El deterioro del sistema educativo y la falta de un plan integral para mejorarlo, que se evidencia en que casi un millón de jóvenes no estudia ni trabaja y uno de cada dos abandona la escuela, están provocando que muchos jóvenes no consideren la educación como una herramienta para autosuperación y el desarrollo personal.  La Juventud UP de La Plata reflexina sobre el tema en esta nota.

Por Juventud UP La Plata

Hoy la educación en la República Argentina se encuentra en una crisis estructural, consecuencia de años de desidia que la actual gestión del gobierno no ha logrado revertir. Esta crisis afecta de manera exclusiva a la juventud de todos los rincones del país, la cual está indefensa ante las fallas de un modelo educativo que no procura desarrollar plenamente a los individuos y otorgarles reales posibilidades para encarar los desafíos que la sociedad actual plantea.

No hablamos solamente de insuficiencias manifiestas tales como la baja en el nivel educativo, la falta de capacitación docente, los problemas edilicios, los problemas salariales de los empleados del sector educativo, el arcaísmo de algunos programas curriculares, entre otras deficiencias. Más allá de que esos problemas sean de una gravedad indignante, ellos no dejan nunca de ser consecuencia directa de la falta de un plan educativo de carácter integral y de la falta de compromiso de los representantes políticos frente a los cambios y las necesidades de una sociedad como la actual.

Esta falta de acción pública generó el planteo de un problema social mucho más profundo de lo que a simple vista pudiera pensarse: el deterioro del sistema educativo ha llevado a que muchos jóvenes no consideren a la educación como una alternativa que pueda brindarles una posibilidad real de mejoramiento de su situación y de autodesarrollo.

Esto se pone de manifiesto con dos datos realmente alarmantes: en primer lugar, hay en nuestro país 900.000 jóvenes que no estudian ni trabajan: más allá de los cuestionamientos que puedan hacerse respecto de la situación del trabajo en la Argentina, ese grupo de jóvenes no ha tomado la decisión de continuar estudiando, aun cuando tuviera la posibilidad real de hacerlo.
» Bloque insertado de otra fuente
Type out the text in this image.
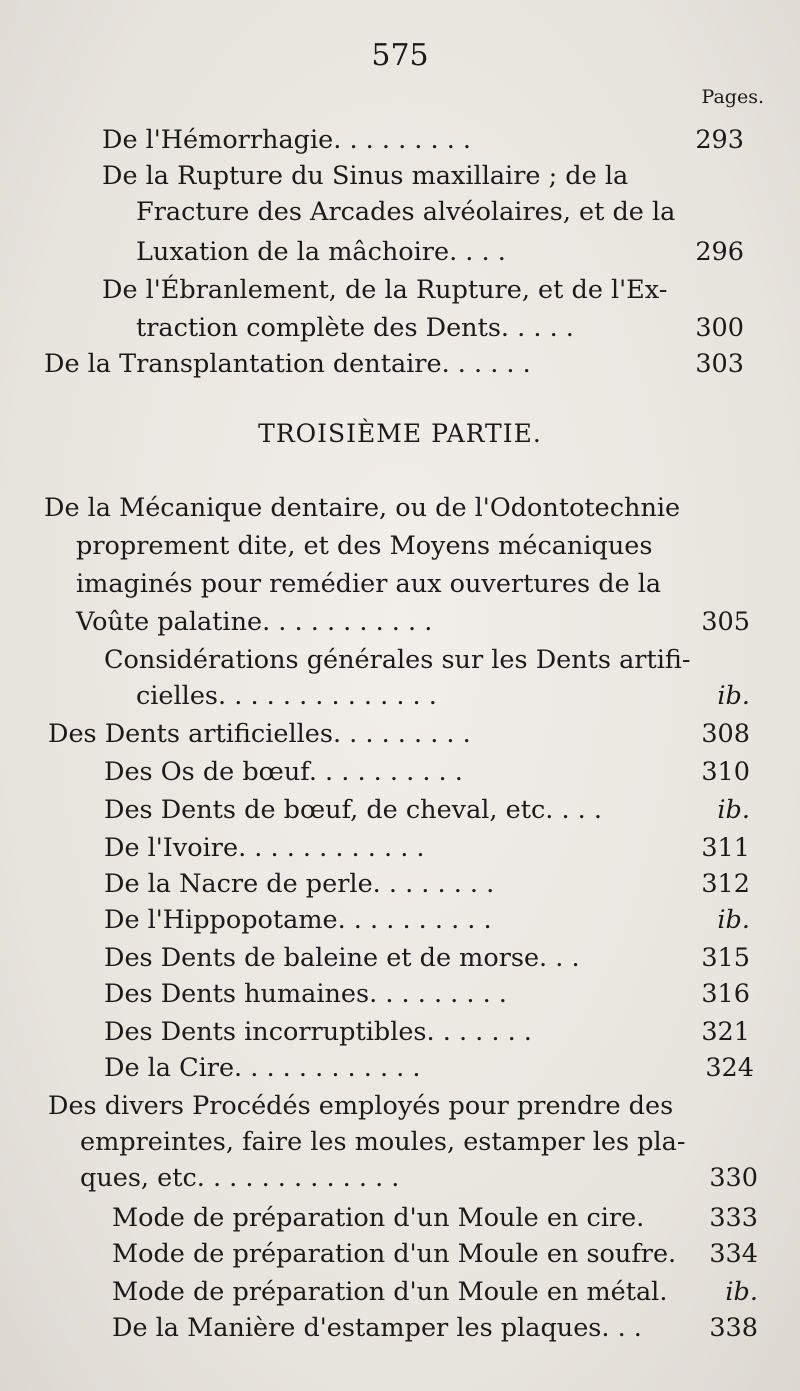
575
Pages.
De l'Hémorrhagie. . . . . . . . .	293
De la Rupture du Sinus maxillaire ; de la
Fracture des Arcades alvéolaires, et de la
Luxation de la mâchoire. . . .	296
De l'Ébranlement, de la Rupture, et de l'Ex-
traction complète des Dents. . . . .	300
De la Transplantation dentaire. . . . . .	303
TROISIÈME PARTIE.
De la Mécanique dentaire, ou de l'Odontotechnie
proprement dite, et des Moyens mécaniques
imaginés pour remédier aux ouvertures de la
Voûte palatine. . . . . . . . . . .	305
Considérations générales sur les Dents artifi-
cielles. . . . . . . . . . . . . .	ib.
Des Dents artificielles. . . . . . . . .	308
Des Os de bœuf. . . . . . . . . .	310
Des Dents de bœuf, de cheval, etc. . . .	ib.
De l'Ivoire. . . . . . . . . . . .	311
De la Nacre de perle. . . . . . . .	312
De l'Hippopotame. . . . . . . . . .	ib.
Des Dents de baleine et de morse. . .	315
Des Dents humaines. . . . . . . . .	316
Des Dents incorruptibles. . . . . . .	321
De la Cire. . . . . . . . . . . .	324
Des divers Procédés employés pour prendre des
empreintes, faire les moules, estamper les pla-
ques, etc. . . . . . . . . . . . .	330
Mode de préparation d'un Moule en cire.	333
Mode de préparation d'un Moule en soufre. 334
Mode de préparation d'un Moule en métal. ib.
De la Manière d'estamper les plaques. . .	338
En segundo lugar, un 50 % de jóvenes que no termina la secundaria: es decir, uno de cada dos estudiantes abandona la escuela antes de tiempo.

¿Cómo es esto posible? ¿Por qué nuestros estudiantes no encuentran en la escuela un lugar de pertenencia que les otorgue un ideal, una identidad, una proyección?

Claramente, el problema va mucho más allá de cualquier medida coyuntural que un gobierno de turno pueda prever (como la entrega de netbooks a estudiantes secundarios), puesto que se requiere la elaboración de una estrategia de educación dirigida a solucionar problemas de fondo.

¿Qué educación queremos? ¿Para qué? ¿Qué deseos, proyecciones, inquietudes tienen las nuevas generaciones y qué deseos, identidades y posibilidades brinda el mundo actual y la sociedad argentina? ¿Cómo se soluciona el problema de la grave disminución en el nivel educativo frente a una paradoja inconmensurable: la presencia de tecnologías comunicacionales que potenciaron la disponibilidad de información y la facilidad para difundir ideas? ¿Cómo se logra aumentar el compromiso de los estudiantes con la educación, evitando la baja en el nivel de enseñanza, aumentando el nivel de exigencia pero procurando generar espacios democráticos de participación? ¿Qué políticas emprender frente a los docentes, cuya capacidad para comandar exitosamente su tarea se ha visto desbordada? ¿Qué planes de capacitación docente queremos? Esas y otras preguntas requieren que, entre todos, empecemos a generar respuestas. Hay que lograr que todos nos sumemos al debate por la educación pública de nuestra sociedad argentina.